Cancel culture has already led to an overcorrection in some online intellectual circles. The Intellectual Dark Web (IDW) is essentially built around a hysteria about social justice warriors. This view produces even more oppositional thinking. Instead of discussing concrete ideas and policies, the IDW and its followers simply oppose the excesses of the social justice left. I agree with some of their criticisms of political correctness, but I worry that conservative voices are trying to hijack such criticisms for their own ends. There is another way to handle this, a way that resists oppositional thinking and puts compassion and understanding first.
The Pleasures of Righteousness
While non-oppositional thinking might be desirable, achieving a broad shift in attitudes will be far from easy. That is why institutions should be the focus of these changes, wherever possible.
People like the righteous feeling they get from oppositional thinking and retribution. Condemning others for their moral transgressions is easy, fun and reassuring.
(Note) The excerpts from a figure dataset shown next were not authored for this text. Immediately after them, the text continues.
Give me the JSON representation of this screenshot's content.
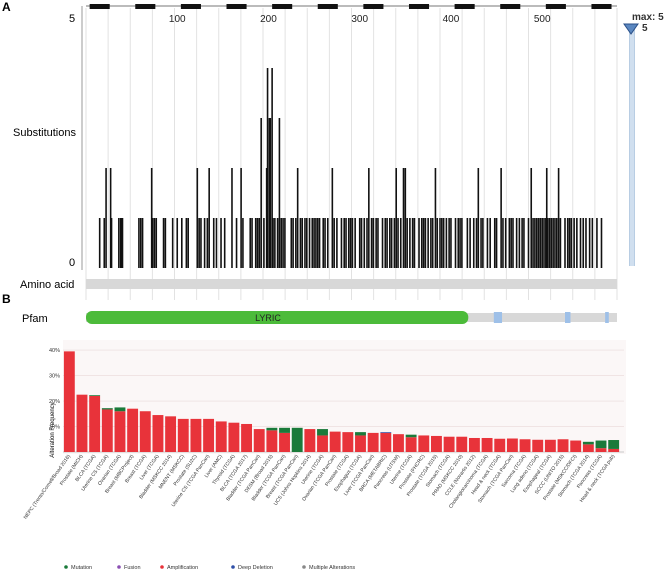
{
  "panel_a": {
    "letter": "A",
    "y_axis_label": "Substitutions",
    "y_tick_top": "5",
    "y_tick_bottom": "0",
    "x_ticks": [
      "100",
      "200",
      "300",
      "400",
      "500"
    ],
    "x_tick_values": [
      100,
      200,
      300,
      400,
      500
    ],
    "protein_length": 582,
    "max_label": "max: 5",
    "max_value_label": "5",
    "amino_acid_label": "Amino acid",
    "pfam_label": "Pfam",
    "pfam_domain": {
      "name": "LYRIC",
      "start": 0,
      "end": 419,
      "color": "#4cbb3a"
    },
    "pfam_small_segments": [
      {
        "start": 447,
        "end": 456
      },
      {
        "start": 525,
        "end": 531
      },
      {
        "start": 569,
        "end": 573
      }
    ],
    "mutations": [
      [
        15,
        1
      ],
      [
        20,
        1
      ],
      [
        22,
        2
      ],
      [
        27,
        2
      ],
      [
        28,
        1
      ],
      [
        36,
        1
      ],
      [
        38,
        1
      ],
      [
        39,
        1
      ],
      [
        40,
        1
      ],
      [
        58,
        1
      ],
      [
        60,
        1
      ],
      [
        62,
        1
      ],
      [
        72,
        2
      ],
      [
        73,
        1
      ],
      [
        75,
        1
      ],
      [
        77,
        1
      ],
      [
        85,
        1
      ],
      [
        87,
        1
      ],
      [
        95,
        1
      ],
      [
        100,
        1
      ],
      [
        105,
        1
      ],
      [
        110,
        1
      ],
      [
        112,
        1
      ],
      [
        122,
        2
      ],
      [
        124,
        1
      ],
      [
        126,
        1
      ],
      [
        130,
        1
      ],
      [
        133,
        1
      ],
      [
        135,
        2
      ],
      [
        140,
        1
      ],
      [
        143,
        1
      ],
      [
        148,
        1
      ],
      [
        152,
        1
      ],
      [
        160,
        2
      ],
      [
        165,
        1
      ],
      [
        170,
        2
      ],
      [
        172,
        1
      ],
      [
        180,
        1
      ],
      [
        182,
        1
      ],
      [
        186,
        1
      ],
      [
        188,
        1
      ],
      [
        190,
        1
      ],
      [
        192,
        3
      ],
      [
        195,
        1
      ],
      [
        198,
        2
      ],
      [
        199,
        4
      ],
      [
        201,
        3
      ],
      [
        202,
        3
      ],
      [
        204,
        4
      ],
      [
        205,
        1
      ],
      [
        207,
        1
      ],
      [
        210,
        1
      ],
      [
        212,
        3
      ],
      [
        214,
        1
      ],
      [
        216,
        1
      ],
      [
        218,
        1
      ],
      [
        225,
        1
      ],
      [
        227,
        1
      ],
      [
        230,
        1
      ],
      [
        232,
        2
      ],
      [
        235,
        1
      ],
      [
        237,
        1
      ],
      [
        240,
        1
      ],
      [
        242,
        1
      ],
      [
        245,
        1
      ],
      [
        248,
        1
      ],
      [
        250,
        1
      ],
      [
        252,
        1
      ],
      [
        254,
        1
      ],
      [
        256,
        1
      ],
      [
        260,
        1
      ],
      [
        262,
        1
      ],
      [
        265,
        1
      ],
      [
        270,
        2
      ],
      [
        272,
        1
      ],
      [
        275,
        1
      ],
      [
        280,
        1
      ],
      [
        283,
        1
      ],
      [
        285,
        1
      ],
      [
        288,
        1
      ],
      [
        290,
        1
      ],
      [
        292,
        1
      ],
      [
        295,
        1
      ],
      [
        300,
        1
      ],
      [
        302,
        1
      ],
      [
        305,
        1
      ],
      [
        308,
        1
      ],
      [
        310,
        2
      ],
      [
        313,
        1
      ],
      [
        315,
        1
      ],
      [
        318,
        1
      ],
      [
        320,
        1
      ],
      [
        325,
        1
      ],
      [
        328,
        1
      ],
      [
        330,
        1
      ],
      [
        333,
        1
      ],
      [
        335,
        1
      ],
      [
        338,
        1
      ],
      [
        340,
        2
      ],
      [
        342,
        1
      ],
      [
        345,
        1
      ],
      [
        348,
        2
      ],
      [
        350,
        2
      ],
      [
        352,
        1
      ],
      [
        355,
        1
      ],
      [
        358,
        1
      ],
      [
        360,
        1
      ],
      [
        365,
        1
      ],
      [
        368,
        1
      ],
      [
        370,
        1
      ],
      [
        372,
        1
      ],
      [
        375,
        1
      ],
      [
        378,
        1
      ],
      [
        380,
        1
      ],
      [
        383,
        2
      ],
      [
        385,
        1
      ],
      [
        388,
        1
      ],
      [
        390,
        1
      ],
      [
        392,
        1
      ],
      [
        395,
        1
      ],
      [
        398,
        1
      ],
      [
        400,
        1
      ],
      [
        405,
        1
      ],
      [
        408,
        1
      ],
      [
        410,
        1
      ],
      [
        412,
        1
      ],
      [
        418,
        1
      ],
      [
        421,
        1
      ],
      [
        425,
        1
      ],
      [
        428,
        1
      ],
      [
        430,
        2
      ],
      [
        433,
        1
      ],
      [
        435,
        1
      ],
      [
        440,
        1
      ],
      [
        443,
        1
      ],
      [
        448,
        1
      ],
      [
        450,
        1
      ],
      [
        455,
        2
      ],
      [
        457,
        1
      ],
      [
        460,
        1
      ],
      [
        464,
        1
      ],
      [
        466,
        1
      ],
      [
        468,
        1
      ],
      [
        472,
        1
      ],
      [
        475,
        1
      ],
      [
        478,
        1
      ],
      [
        480,
        1
      ],
      [
        485,
        1
      ],
      [
        488,
        2
      ],
      [
        490,
        1
      ],
      [
        492,
        1
      ],
      [
        494,
        1
      ],
      [
        496,
        1
      ],
      [
        498,
        1
      ],
      [
        500,
        1
      ],
      [
        502,
        1
      ],
      [
        504,
        1
      ],
      [
        505,
        2
      ],
      [
        506,
        1
      ],
      [
        508,
        1
      ],
      [
        510,
        1
      ],
      [
        512,
        1
      ],
      [
        514,
        1
      ],
      [
        516,
        1
      ],
      [
        518,
        2
      ],
      [
        520,
        1
      ],
      [
        525,
        1
      ],
      [
        528,
        1
      ],
      [
        530,
        1
      ],
      [
        532,
        1
      ],
      [
        535,
        1
      ],
      [
        538,
        1
      ],
      [
        542,
        1
      ],
      [
        545,
        1
      ],
      [
        548,
        1
      ],
      [
        552,
        1
      ],
      [
        555,
        1
      ],
      [
        560,
        1
      ],
      [
        565,
        1
      ]
    ]
  },
  "panel_b": {
    "letter": "B",
    "y_axis_label": "Alteration Frequency",
    "y_ticks": [
      "40%",
      "30%",
      "20%",
      "10%"
    ],
    "legend": [
      {
        "label": "Mutation",
        "color": "#1a7a3a"
      },
      {
        "label": "Fusion",
        "color": "#8b4fb3"
      },
      {
        "label": "Amplification",
        "color": "#e8333a"
      },
      {
        "label": "Deep Deletion",
        "color": "#3050a8"
      },
      {
        "label": "Multiple Alterations",
        "color": "#888888"
      }
    ]
  },
  "chart_data": {
    "type": "bar",
    "title": "",
    "ylabel": "Alteration Frequency",
    "ylim": [
      0,
      42
    ],
    "categories": [
      "NEPC (Trento/Cornell/Broad 2016)",
      "Prostate (MICH)",
      "BLCA (TCGA)",
      "Uterine CS (TCGA)",
      "Ovarian (TCGA)",
      "Breast (MBCProject)",
      "Breast (TCGA)",
      "Liver (TCGA)",
      "Bladder (MSKCC 2014)",
      "MNENT (MSKCC)",
      "Prostate (SU2C)",
      "Uterine CS (TCGA PanCan)",
      "Liver (AMC)",
      "Thyroid (TCGA)",
      "BLCA (TCGA 2017)",
      "Bladder (TCGA PanCan)",
      "DESM (Broad 2015)",
      "Bladder (TCGA PanCan)",
      "Breast (TCGA PanCan)",
      "UCS (Johns Hopkins 2014)",
      "Uterine (TCGA)",
      "Ovarian (TCGA PanCan)",
      "Prostate (TCGA)",
      "Esophagus (TCGA)",
      "Liver (TCGA PanCan)",
      "BRCA (METABRIC)",
      "Pancreas (UTSW)",
      "Uterine (TCGA)",
      "Prostate (FHCRC)",
      "Prostate (TCGA 2015)",
      "Stomach (TCGA)",
      "PRAD (MSKCC 2010)",
      "CCLE (Novartis 2012)",
      "Cholangiocarcinoma (TCGA)",
      "Head & neck (TCGA)",
      "Stomach (TCGA PanCan)",
      "Sarcoma (TCGA)",
      "Lung adeno (TCGA)",
      "Esophageal (TCGA)",
      "SCCC (UNITO 2015)",
      "Prostate (MSKCC/DFCI)",
      "Stomach (TCGA 2014)",
      "Pancreas (TCGA)",
      "Head & neck (TCGA pub)"
    ],
    "series": [
      {
        "name": "Mutation",
        "color": "#1a7a3a",
        "values": [
          0,
          0,
          0.3,
          0.5,
          1.5,
          0,
          0,
          0,
          0,
          0,
          0,
          0,
          0,
          0,
          0,
          0,
          1,
          2,
          9.5,
          0,
          2.5,
          0,
          0,
          1.3,
          0,
          0,
          0,
          1,
          0,
          0,
          0,
          0,
          0,
          0,
          0,
          0,
          0,
          0,
          0,
          0,
          0,
          1,
          3,
          3.5
        ]
      },
      {
        "name": "Fusion",
        "color": "#8b4fb3",
        "values": [
          0,
          0,
          0,
          0,
          0,
          0,
          0,
          0,
          0,
          0,
          0,
          0,
          0,
          0,
          0,
          0,
          0,
          0,
          0,
          0,
          0,
          0,
          0,
          0,
          0,
          0,
          0,
          0,
          0,
          0,
          0,
          0,
          0,
          0,
          0,
          0,
          0,
          0,
          0,
          0,
          0,
          0,
          0,
          0
        ]
      },
      {
        "name": "Amplification",
        "color": "#e8333a",
        "values": [
          39.5,
          22.5,
          22,
          16.7,
          16,
          17,
          16,
          14.5,
          14,
          13,
          13,
          13,
          12,
          11.5,
          11,
          9,
          8.5,
          7.5,
          0,
          9,
          6.5,
          8,
          7.8,
          6.5,
          7.5,
          7.5,
          7,
          5.8,
          6.5,
          6.3,
          6,
          6,
          5.5,
          5.5,
          5.2,
          5.3,
          5,
          4.8,
          4.8,
          5,
          4.5,
          3,
          1.5,
          1.2
        ]
      },
      {
        "name": "Deep Deletion",
        "color": "#3050a8",
        "values": [
          0,
          0,
          0,
          0,
          0,
          0,
          0,
          0,
          0,
          0,
          0,
          0,
          0,
          0,
          0,
          0,
          0,
          0,
          0,
          0,
          0,
          0,
          0,
          0,
          0,
          0.3,
          0,
          0,
          0,
          0,
          0,
          0,
          0,
          0,
          0,
          0,
          0,
          0,
          0,
          0,
          0,
          0,
          0,
          0
        ]
      },
      {
        "name": "Multiple Alterations",
        "color": "#888888",
        "values": [
          0,
          0,
          0,
          0,
          0,
          0,
          0,
          0,
          0,
          0,
          0,
          0,
          0,
          0,
          0,
          0,
          0,
          0,
          0,
          0,
          0,
          0,
          0,
          0,
          0,
          0,
          0,
          0,
          0,
          0,
          0,
          0,
          0,
          0,
          0,
          0,
          0,
          0,
          0,
          0,
          0,
          0,
          0,
          0
        ]
      }
    ]
  }
}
Seeing someone as a full human being, a victim of her circumstances, a person with the potential to improve, and deserving of our compassion, is hard, painful work and disrupts the flattering fantasy that we should feel good about ourselves for our righteous attitudes.
Slavoj Žižek has speculated that many social justice leftists don’t really want to win their battles because their very identity depends on the feeling of being on the right side of a righteous fight. Similarly, the IDW depend on the exaggerated fantasy that there are neo-Marxists and radicals everywhere trying to destroy our freedom. Both sides psychically benefit each other. Oppositional thinking can be essential to the development of a stable identity: I know what I am, because I am not that.
In one scene of the documentary, Accidental Courtesy, Daryl Davis is shown meeting members of Black Lives Matter to discuss his work persuading people to leave the Klan. Strangely, rather than expressing gratitude, the BLM activists are angry with Davis. Why? Because Davis threatens the oppositional logic that authorizes their morally righteous anger and sustains their identity.
The truth is messy. It requires attentiveness to each situation in its specificity and demands compassion, understanding and humanity. This will be difficult to achieve. But perhaps reality can be incrementally shifted in that direction. Reforming our institutions so that they reflect the ideals of compassion and understanding, rather than retribution and opposition, is an obvious place to start.